Here are some excerpts from my copy of the 2014 draft standard N4140
22.5 Standard code conversion facets [locale.stdcvt]
3 F
Let us differentiate between wchar_t and string literals built using the L prefix.
wchar_t is just an integer type, which may be larger than char.
String literals using the L prefix will generate strings using wchar_t characters. Exactly what that means is implementation-dependent. There is no requirement that such literals use any particular encoding. They might use UTF-16, UTF-32, or something else that has nothing to do with Unicode at all.
So if you want a string literal which is guaranteed to be encoded in a Unicode format, across all platforms, use u8, u, or U prefixes for the string literal.
One interpretation of these two paragraphs is that wchar_t must be encoded as either UCS2 or UCS4.
No, that is not a valid interpretation. wchar_t has no encoding; it's just a type. It is data which is encoded. A string literal prefixed by L may or may not be encoded in UCS2 or UCS4.
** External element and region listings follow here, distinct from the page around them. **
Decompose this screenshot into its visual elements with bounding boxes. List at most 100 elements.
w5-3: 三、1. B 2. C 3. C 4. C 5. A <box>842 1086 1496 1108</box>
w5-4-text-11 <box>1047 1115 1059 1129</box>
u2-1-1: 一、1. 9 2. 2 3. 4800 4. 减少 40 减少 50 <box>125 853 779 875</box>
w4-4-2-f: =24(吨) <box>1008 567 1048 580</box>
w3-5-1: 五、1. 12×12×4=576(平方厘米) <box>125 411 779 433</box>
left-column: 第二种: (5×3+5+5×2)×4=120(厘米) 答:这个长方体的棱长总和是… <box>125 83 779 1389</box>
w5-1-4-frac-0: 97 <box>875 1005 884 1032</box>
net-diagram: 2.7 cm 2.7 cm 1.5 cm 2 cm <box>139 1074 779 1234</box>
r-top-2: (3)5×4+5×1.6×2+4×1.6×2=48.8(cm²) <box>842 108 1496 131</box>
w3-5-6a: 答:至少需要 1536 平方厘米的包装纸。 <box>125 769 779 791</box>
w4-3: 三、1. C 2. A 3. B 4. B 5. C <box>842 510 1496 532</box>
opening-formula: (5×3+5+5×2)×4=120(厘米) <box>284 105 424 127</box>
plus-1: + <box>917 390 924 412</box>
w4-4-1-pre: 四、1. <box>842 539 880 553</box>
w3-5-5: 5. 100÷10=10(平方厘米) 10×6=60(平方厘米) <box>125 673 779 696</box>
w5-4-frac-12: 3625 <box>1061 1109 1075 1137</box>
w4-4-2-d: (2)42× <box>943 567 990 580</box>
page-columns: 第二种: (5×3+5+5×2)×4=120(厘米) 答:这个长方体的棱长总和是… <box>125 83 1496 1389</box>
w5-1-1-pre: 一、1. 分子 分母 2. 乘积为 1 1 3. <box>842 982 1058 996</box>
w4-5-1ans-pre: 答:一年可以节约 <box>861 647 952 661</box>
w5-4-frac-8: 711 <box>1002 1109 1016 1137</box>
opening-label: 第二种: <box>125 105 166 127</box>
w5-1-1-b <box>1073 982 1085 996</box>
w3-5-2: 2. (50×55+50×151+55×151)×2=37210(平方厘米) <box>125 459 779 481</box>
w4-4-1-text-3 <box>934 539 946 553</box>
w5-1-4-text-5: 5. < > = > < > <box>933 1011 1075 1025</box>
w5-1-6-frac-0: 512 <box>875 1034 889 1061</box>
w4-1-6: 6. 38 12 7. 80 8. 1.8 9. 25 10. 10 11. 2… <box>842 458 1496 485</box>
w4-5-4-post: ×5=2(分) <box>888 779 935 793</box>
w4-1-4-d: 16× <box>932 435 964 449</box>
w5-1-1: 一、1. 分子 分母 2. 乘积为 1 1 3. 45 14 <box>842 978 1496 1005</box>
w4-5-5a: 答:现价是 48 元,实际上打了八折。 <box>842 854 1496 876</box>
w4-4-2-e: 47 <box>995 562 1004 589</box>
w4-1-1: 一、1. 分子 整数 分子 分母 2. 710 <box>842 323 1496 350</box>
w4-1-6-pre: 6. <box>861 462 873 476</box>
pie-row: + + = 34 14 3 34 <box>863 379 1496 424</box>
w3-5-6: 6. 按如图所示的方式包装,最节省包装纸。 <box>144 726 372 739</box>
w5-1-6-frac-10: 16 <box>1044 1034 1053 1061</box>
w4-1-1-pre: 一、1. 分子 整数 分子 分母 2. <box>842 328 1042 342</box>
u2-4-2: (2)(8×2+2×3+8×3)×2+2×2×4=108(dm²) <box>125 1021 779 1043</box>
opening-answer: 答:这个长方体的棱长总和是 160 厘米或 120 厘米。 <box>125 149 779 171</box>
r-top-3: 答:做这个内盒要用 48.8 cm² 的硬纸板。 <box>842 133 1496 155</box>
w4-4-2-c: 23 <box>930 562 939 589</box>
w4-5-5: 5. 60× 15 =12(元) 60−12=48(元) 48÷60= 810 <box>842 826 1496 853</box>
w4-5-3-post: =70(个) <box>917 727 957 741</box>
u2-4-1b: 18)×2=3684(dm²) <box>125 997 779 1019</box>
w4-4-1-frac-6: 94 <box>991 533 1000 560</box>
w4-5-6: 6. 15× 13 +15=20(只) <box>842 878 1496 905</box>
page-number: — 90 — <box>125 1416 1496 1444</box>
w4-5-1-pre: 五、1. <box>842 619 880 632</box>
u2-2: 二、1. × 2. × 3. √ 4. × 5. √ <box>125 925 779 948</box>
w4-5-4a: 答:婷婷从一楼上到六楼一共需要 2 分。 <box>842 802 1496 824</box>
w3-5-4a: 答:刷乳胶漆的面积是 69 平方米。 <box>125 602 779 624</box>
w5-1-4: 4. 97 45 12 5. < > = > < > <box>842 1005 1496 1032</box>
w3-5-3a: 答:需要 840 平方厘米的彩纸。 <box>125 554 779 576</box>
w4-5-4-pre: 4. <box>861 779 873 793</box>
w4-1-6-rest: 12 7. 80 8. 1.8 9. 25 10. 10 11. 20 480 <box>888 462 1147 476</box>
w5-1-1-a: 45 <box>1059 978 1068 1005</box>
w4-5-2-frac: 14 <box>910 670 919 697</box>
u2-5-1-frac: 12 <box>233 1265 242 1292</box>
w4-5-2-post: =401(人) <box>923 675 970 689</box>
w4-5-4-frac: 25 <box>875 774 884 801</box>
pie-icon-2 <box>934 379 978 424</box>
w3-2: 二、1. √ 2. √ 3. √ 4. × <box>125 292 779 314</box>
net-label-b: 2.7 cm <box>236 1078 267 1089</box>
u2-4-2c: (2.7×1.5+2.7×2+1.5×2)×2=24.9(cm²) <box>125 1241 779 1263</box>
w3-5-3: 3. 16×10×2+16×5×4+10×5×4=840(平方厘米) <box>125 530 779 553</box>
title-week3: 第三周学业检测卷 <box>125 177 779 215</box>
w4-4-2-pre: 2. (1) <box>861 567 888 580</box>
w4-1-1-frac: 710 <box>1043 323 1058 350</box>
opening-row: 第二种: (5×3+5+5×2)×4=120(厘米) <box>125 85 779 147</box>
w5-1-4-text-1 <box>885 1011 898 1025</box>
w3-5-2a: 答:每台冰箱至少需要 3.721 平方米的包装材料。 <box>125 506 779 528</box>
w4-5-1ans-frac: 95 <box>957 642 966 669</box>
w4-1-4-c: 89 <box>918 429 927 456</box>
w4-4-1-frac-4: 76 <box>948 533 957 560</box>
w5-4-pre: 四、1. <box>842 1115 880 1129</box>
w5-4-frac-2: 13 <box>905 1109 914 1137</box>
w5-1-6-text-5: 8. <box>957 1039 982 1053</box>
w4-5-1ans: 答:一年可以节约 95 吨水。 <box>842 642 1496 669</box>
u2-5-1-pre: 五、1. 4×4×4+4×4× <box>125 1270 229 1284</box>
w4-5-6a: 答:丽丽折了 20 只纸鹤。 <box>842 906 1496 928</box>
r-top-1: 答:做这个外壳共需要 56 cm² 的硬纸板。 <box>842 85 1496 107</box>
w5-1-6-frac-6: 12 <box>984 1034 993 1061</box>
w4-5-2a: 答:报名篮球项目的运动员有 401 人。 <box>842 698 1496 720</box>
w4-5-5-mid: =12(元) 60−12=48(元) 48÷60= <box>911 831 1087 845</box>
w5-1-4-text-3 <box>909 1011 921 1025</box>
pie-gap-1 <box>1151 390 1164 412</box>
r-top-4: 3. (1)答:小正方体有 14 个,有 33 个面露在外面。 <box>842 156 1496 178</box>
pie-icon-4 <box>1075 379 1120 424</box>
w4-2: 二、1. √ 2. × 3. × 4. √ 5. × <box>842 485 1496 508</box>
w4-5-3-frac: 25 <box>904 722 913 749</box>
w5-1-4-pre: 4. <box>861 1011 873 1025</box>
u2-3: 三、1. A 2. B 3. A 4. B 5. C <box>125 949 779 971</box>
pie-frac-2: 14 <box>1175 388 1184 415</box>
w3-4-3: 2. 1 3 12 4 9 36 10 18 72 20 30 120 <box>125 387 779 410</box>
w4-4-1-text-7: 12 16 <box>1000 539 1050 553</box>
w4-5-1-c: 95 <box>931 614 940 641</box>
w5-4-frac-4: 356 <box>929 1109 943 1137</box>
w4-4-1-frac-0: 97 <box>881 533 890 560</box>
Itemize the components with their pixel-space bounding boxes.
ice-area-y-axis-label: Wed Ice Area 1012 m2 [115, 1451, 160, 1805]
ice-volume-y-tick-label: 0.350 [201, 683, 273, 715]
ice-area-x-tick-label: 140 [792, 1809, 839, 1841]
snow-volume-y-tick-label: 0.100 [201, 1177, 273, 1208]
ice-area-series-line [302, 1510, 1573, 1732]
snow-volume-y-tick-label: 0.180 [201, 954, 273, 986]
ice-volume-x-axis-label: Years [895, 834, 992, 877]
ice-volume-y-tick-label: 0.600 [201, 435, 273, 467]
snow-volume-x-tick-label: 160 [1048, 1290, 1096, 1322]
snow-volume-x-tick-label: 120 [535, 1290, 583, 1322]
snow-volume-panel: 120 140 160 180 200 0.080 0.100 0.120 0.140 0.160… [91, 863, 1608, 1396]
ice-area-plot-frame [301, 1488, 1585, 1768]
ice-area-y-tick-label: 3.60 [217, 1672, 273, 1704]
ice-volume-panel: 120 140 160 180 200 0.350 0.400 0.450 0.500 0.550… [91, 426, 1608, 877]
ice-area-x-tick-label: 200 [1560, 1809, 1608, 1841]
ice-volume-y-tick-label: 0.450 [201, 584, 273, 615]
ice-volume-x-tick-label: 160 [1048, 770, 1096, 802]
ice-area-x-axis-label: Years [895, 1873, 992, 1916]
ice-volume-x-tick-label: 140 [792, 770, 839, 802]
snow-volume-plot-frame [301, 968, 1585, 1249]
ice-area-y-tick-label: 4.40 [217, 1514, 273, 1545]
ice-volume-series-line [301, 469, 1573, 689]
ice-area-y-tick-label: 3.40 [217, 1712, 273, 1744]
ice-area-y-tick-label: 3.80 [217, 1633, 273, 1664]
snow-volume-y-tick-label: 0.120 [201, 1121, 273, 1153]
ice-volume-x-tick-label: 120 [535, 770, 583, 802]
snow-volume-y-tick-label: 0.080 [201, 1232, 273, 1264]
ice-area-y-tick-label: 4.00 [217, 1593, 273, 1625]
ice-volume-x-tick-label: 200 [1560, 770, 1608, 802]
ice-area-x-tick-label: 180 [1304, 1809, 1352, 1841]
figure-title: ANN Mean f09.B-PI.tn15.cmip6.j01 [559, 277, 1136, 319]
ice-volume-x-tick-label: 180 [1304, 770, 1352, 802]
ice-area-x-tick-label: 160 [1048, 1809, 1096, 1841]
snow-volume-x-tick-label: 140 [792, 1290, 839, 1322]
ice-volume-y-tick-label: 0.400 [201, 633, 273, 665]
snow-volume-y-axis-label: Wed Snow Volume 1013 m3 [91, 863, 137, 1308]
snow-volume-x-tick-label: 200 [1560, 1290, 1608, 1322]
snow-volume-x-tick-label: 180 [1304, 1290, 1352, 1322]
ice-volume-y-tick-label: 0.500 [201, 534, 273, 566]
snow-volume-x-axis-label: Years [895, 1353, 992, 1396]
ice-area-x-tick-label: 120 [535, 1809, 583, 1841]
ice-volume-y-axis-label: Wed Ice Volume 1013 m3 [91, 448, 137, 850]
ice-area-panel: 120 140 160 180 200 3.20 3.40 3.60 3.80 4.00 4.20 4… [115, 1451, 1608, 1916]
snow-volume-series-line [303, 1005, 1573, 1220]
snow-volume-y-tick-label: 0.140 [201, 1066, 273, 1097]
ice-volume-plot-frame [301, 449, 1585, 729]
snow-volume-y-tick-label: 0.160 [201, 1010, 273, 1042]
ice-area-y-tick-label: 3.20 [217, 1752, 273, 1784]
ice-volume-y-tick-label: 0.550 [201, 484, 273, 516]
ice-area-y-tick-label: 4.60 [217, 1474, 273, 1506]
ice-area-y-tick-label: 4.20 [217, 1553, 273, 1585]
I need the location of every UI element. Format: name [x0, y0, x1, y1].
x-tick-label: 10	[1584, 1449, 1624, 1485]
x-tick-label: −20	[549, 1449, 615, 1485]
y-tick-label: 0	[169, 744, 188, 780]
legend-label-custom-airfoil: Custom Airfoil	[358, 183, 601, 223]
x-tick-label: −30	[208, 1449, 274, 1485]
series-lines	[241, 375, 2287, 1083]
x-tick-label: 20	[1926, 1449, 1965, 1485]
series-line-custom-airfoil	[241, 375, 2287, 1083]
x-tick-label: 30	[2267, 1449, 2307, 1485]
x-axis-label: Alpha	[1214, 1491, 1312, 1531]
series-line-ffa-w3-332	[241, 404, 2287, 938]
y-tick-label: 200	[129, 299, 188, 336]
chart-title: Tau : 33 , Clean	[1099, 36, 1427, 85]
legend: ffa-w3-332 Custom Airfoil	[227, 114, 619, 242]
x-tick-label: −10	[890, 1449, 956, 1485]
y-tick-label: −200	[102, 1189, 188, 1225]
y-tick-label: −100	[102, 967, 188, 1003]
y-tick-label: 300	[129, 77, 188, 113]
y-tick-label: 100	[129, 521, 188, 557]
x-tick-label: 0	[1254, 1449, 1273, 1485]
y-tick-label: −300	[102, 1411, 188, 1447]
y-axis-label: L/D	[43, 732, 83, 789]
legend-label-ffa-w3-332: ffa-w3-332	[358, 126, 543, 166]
If you provide codecvt_utf8 a string of wchar_ts which are encoded in UCS2 or UCS4 (as appropriate to sizeof(wchar_t)), then it will work. But not because of wchar_t; it only works because the data you provide it is correctly encoded.
If 4.1 said "The facet shall convert between UTF-8 multibyte sequences and UCS2 or UCS4 or whatever encoding is imposed on wchar_t by the current global locale" there would be no problem.
The whole point of those codecvt_* facets is to perform locale-independent conversions. If you want locale-dependent conversions, you shouldn't use them. You should instead use the global codecvt facet.